Glen Johnson interview in the Daily Mail
Glen Johnson was five players down the line when Luis Suarez seemingly refused to shake hands with Patrice Evra at Old Trafford last month. He didn’t see it.
The Liverpool defender has watched it plenty of times on television since, though, and he is convinced of what happened.
‘Evra was clever at Old Trafford,’ said Johnson, extending his hand directly towards me. ‘Because - I’m not being funny - but if I wanted to shake your hand I would stick it right out in front of me like that. But if my hand is down here, almost by my side, then it’s because I really don’t want to shake your hand.
‘Luis didn’t shake his hand because Evra’s hand was down there. What else is Luis supposed to do? Would you go to shake someone’s hand if their hand is way down there by their side? Course not. But then, because Luis didn’t do it, Evra has pulled him back by his arm as he walked on, as if to say to everybody: “Look, I wanted to shake his hand and he didn’t…”
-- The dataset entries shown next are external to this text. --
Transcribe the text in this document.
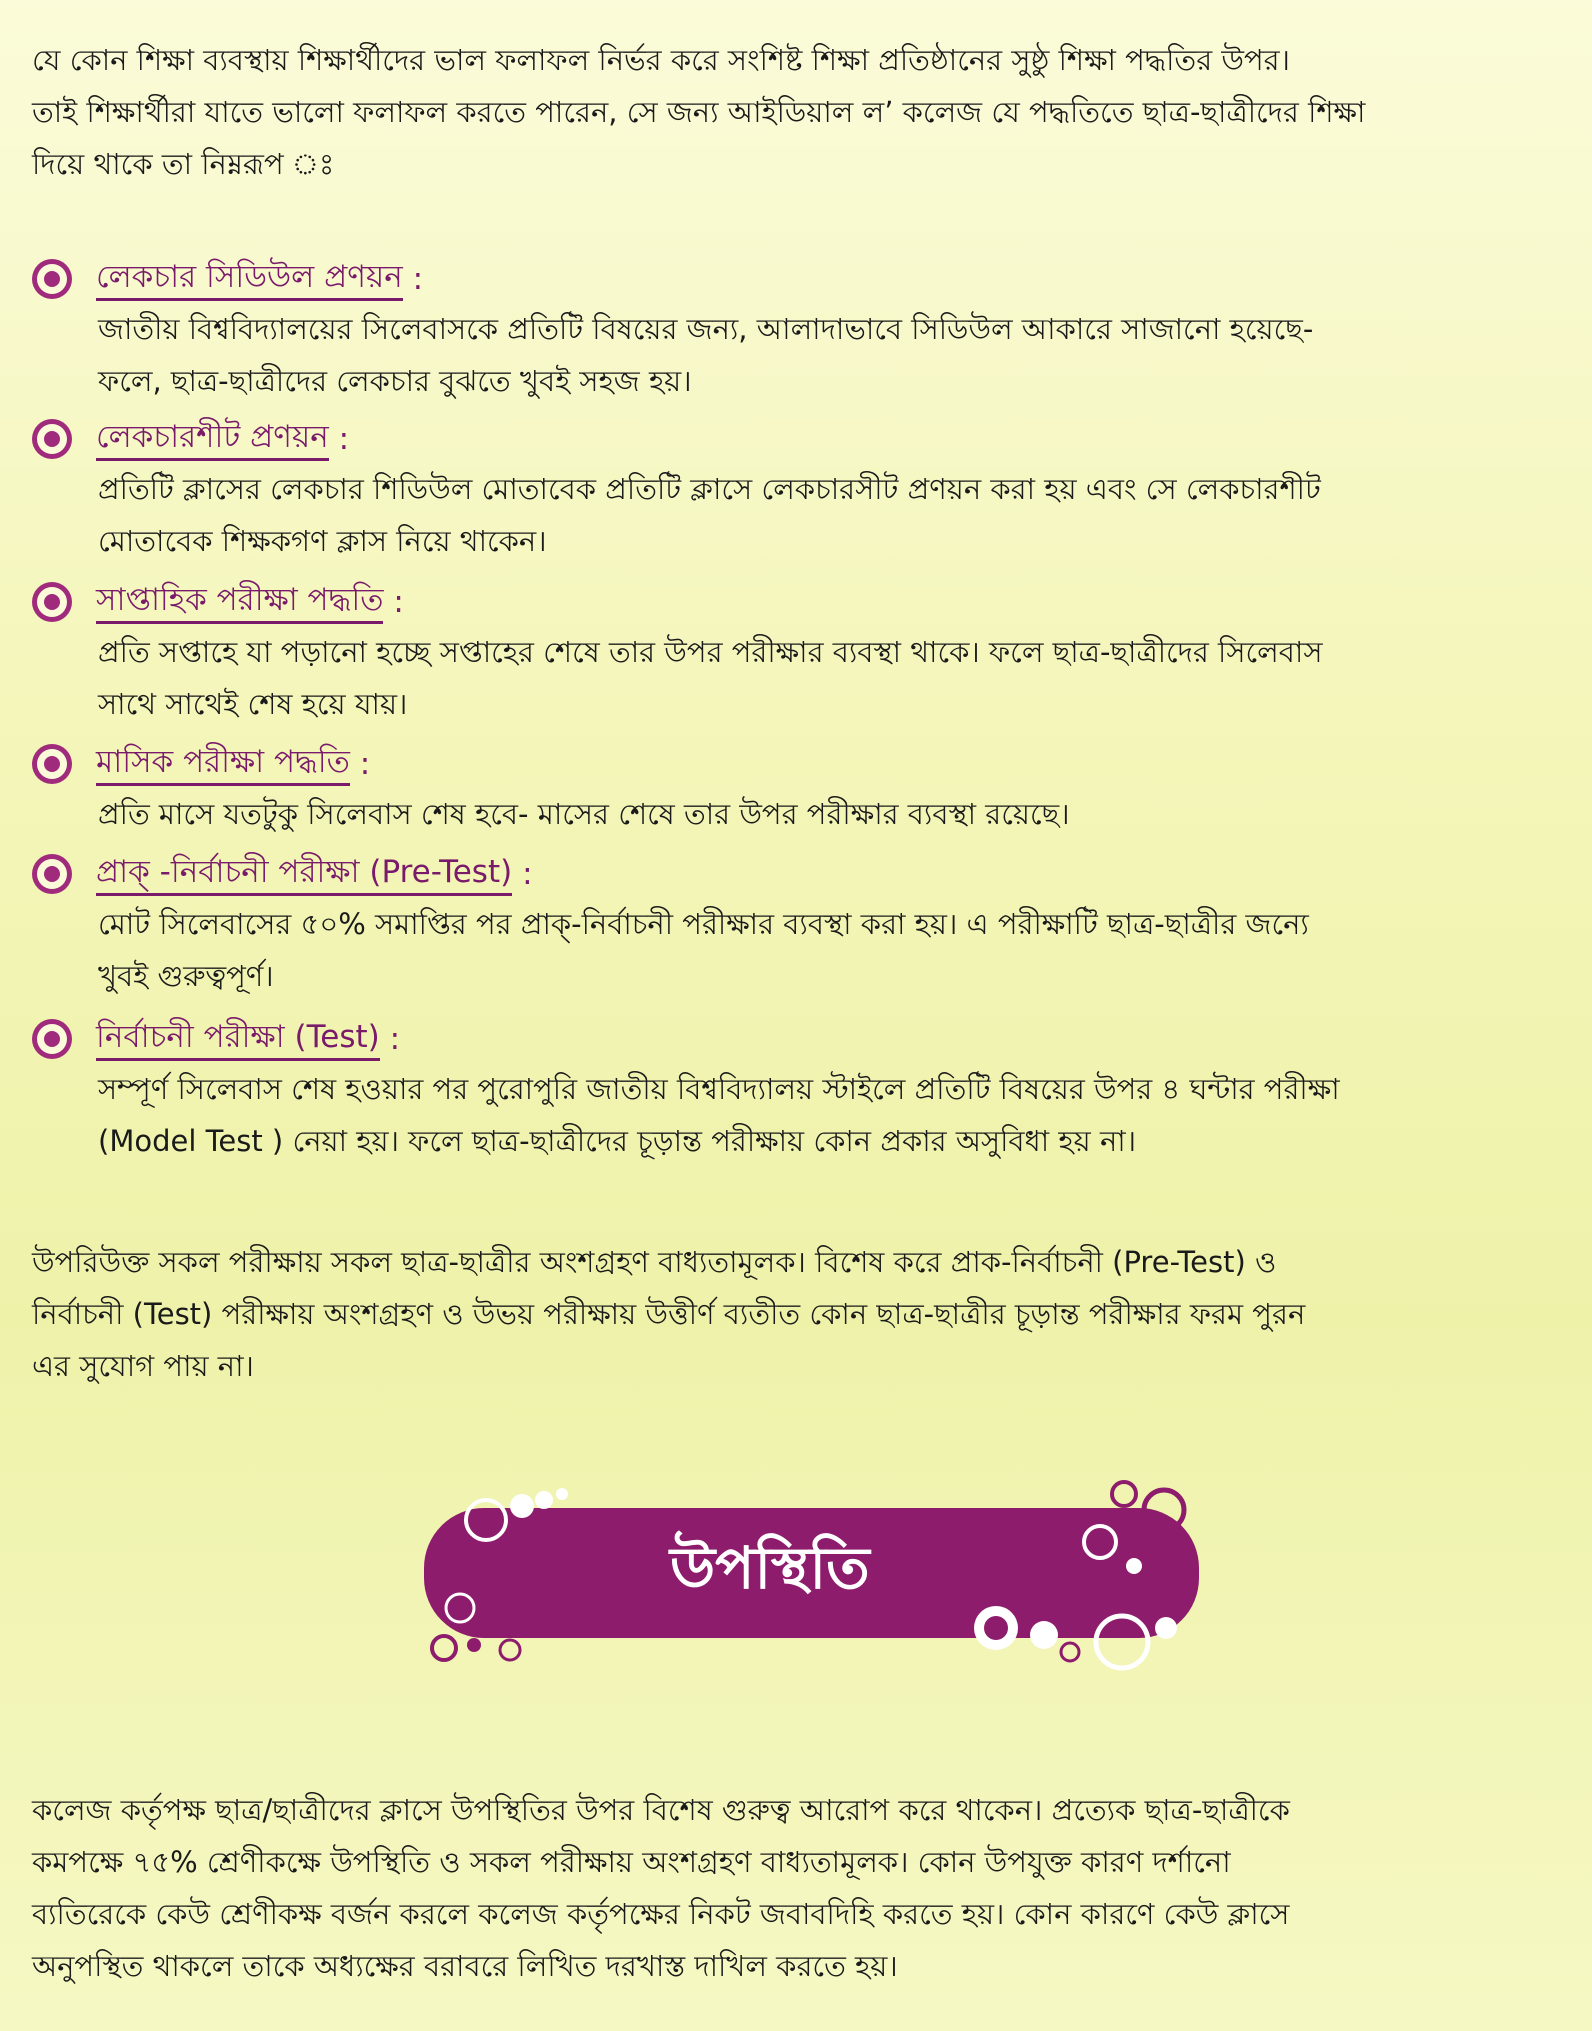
যে কোন শিক্ষা ব্যবস্থায় শিক্ষার্থীদের ভাল ফলাফল নির্ভর করে সংশিষ্ট শিক্ষা প্রতিষ্ঠানের সুষ্ঠু শিক্ষা পদ্ধতির উপর।

তাই শিক্ষার্থীরা যাতে ভালো ফলাফল করতে পারেন, সে জন্য আইডিয়াল ল’ কলেজ যে পদ্ধতিতে ছাত্র-ছাত্রীদের শিক্ষা

দিয়ে থাকে তা নিম্নরূপ ঃ

লেকচার সিডিউল প্রণয়ন :
জাতীয় বিশ্ববিদ্যালয়ের সিলেবাসকে প্রতিটি বিষয়ের জন্য, আলাদাভাবে সিডিউল আকারে সাজানো হয়েছে-
ফলে, ছাত্র-ছাত্রীদের লেকচার বুঝতে খুবই সহজ হয়।
লেকচারশীট প্রণয়ন :
প্রতিটি ক্লাসের লেকচার শিডিউল মোতাবেক প্রতিটি ক্লাসে লেকচারসীট প্রণয়ন করা হয় এবং সে লেকচারশীট
মোতাবেক শিক্ষকগণ ক্লাস নিয়ে থাকেন।
সাপ্তাহিক পরীক্ষা পদ্ধতি :
প্রতি সপ্তাহে যা পড়ানো হচ্ছে সপ্তাহের শেষে তার উপর পরীক্ষার ব্যবস্থা থাকে। ফলে ছাত্র-ছাত্রীদের সিলেবাস
সাথে সাথেই শেষ হয়ে যায়।
মাসিক পরীক্ষা পদ্ধতি :
প্রতি মাসে যতটুকু সিলেবাস শেষ হবে- মাসের শেষে তার উপর পরীক্ষার ব্যবস্থা রয়েছে।
প্রাক্‌ -নির্বাচনী পরীক্ষা (Pre-Test) :
মোট সিলেবাসের ৫০% সমাপ্তির পর প্রাক্-নির্বাচনী পরীক্ষার ব্যবস্থা করা হয়। এ পরীক্ষাটি ছাত্র-ছাত্রীর জন্যে
খুবই গুরুত্বপূর্ণ।
নির্বাচনী পরীক্ষা (Test) :
সম্পূর্ণ সিলেবাস শেষ হওয়ার পর পুরোপুরি জাতীয় বিশ্ববিদ্যালয় স্টাইলে প্রতিটি বিষয়ের উপর ৪ ঘন্টার পরীক্ষা
(Model Test ) নেয়া হয়। ফলে ছাত্র-ছাত্রীদের চূড়ান্ত পরীক্ষায় কোন প্রকার অসুবিধা হয় না।

উপরিউক্ত সকল পরীক্ষায় সকল ছাত্র-ছাত্রীর অংশগ্রহণ বাধ্যতামূলক। বিশেষ করে প্রাক-নির্বাচনী (Pre-Test) ও

নির্বাচনী (Test) পরীক্ষায় অংশগ্রহণ ও উভয় পরীক্ষায় উত্তীর্ণ ব্যতীত কোন ছাত্র-ছাত্রীর চূড়ান্ত পরীক্ষার ফরম পুরন

এর সুযোগ পায় না।

উপস্থিতি

কলেজ কর্তৃপক্ষ ছাত্র/ছাত্রীদের ক্লাসে উপস্থিতির উপর বিশেষ গুরুত্ব আরোপ করে থাকেন। প্রত্যেক ছাত্র-ছাত্রীকে

কমপক্ষে ৭৫% শ্রেণীকক্ষে উপস্থিতি ও সকল পরীক্ষায় অংশগ্রহণ বাধ্যতামূলক। কোন উপযুক্ত কারণ দর্শানো

ব্যতিরেকে কেউ শ্রেণীকক্ষ বর্জন করলে কলেজ কর্তৃপক্ষের নিকট জবাবদিহি করতে হয়। কোন কারণে কেউ ক্লাসে

অনুপস্থিত থাকলে তাকে অধ্যক্ষের বরাবরে লিখিত দরখাস্ত দাখিল করতে হয়।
‘He’s following Luis with his eyes as if to say: “Right he’s gone, he’s gone (past me) so I’ll pull him back now…” Evra probably stayed up all night thinking about how to do that. The whole thing was ridiculous.’
This week Johnson became the first member of Kenny Dalglish’s squad to talk in detail about the Suarez-Evra episode, a saga that shook football and - in many people’s eyes - left a dent in Liverpool’s reputation.
It would appear that those who think the resentment surrounding this awful dispute has vanished are quite wrong.
Glen Johnson is the guy who got dragged into a race storm that had nothing to do with him.
Liverpool’s only black first-team player, the England defender has been criticised by other black sportsmen for standing by Luis Suarez after the Uruguay forward was found by the FA to have made racist comments to Manchester United’s Patrice Evra during a game last October.
Former United defender Paul McGrath took to Twitter on seeing Johnson join his team-mates in wearing T-shirts in support of Suarez as they warmed up before a game at Wigan.
‘If I was in Glen Johnson’s position, I would have thrown the shirt to the floor,’ said McGrath.
Weeks later, Worcester and England sevens rugby player Marcel Garvey used the same social network to call Johnson an ‘Uncle Tom’. The term is used to describe blacks who are willingly subservient to whites. When we met this week, Johnson remained baffled. Admirably phlegmatic, but baffled all the same.
‘It’s only an issue because I am the only black lad in the club,’ he shrugged. ‘If it’s bad that the other lads supported Luis then that should be seen as just as bad as me supporting him. But people are on to me because I am black.
‘The McGrath thing … that’s actually racist. Saying what he said is racist. He is only saying that to me because I was the only black lad wearing the T-shirt. He’s targeting me because of my colour.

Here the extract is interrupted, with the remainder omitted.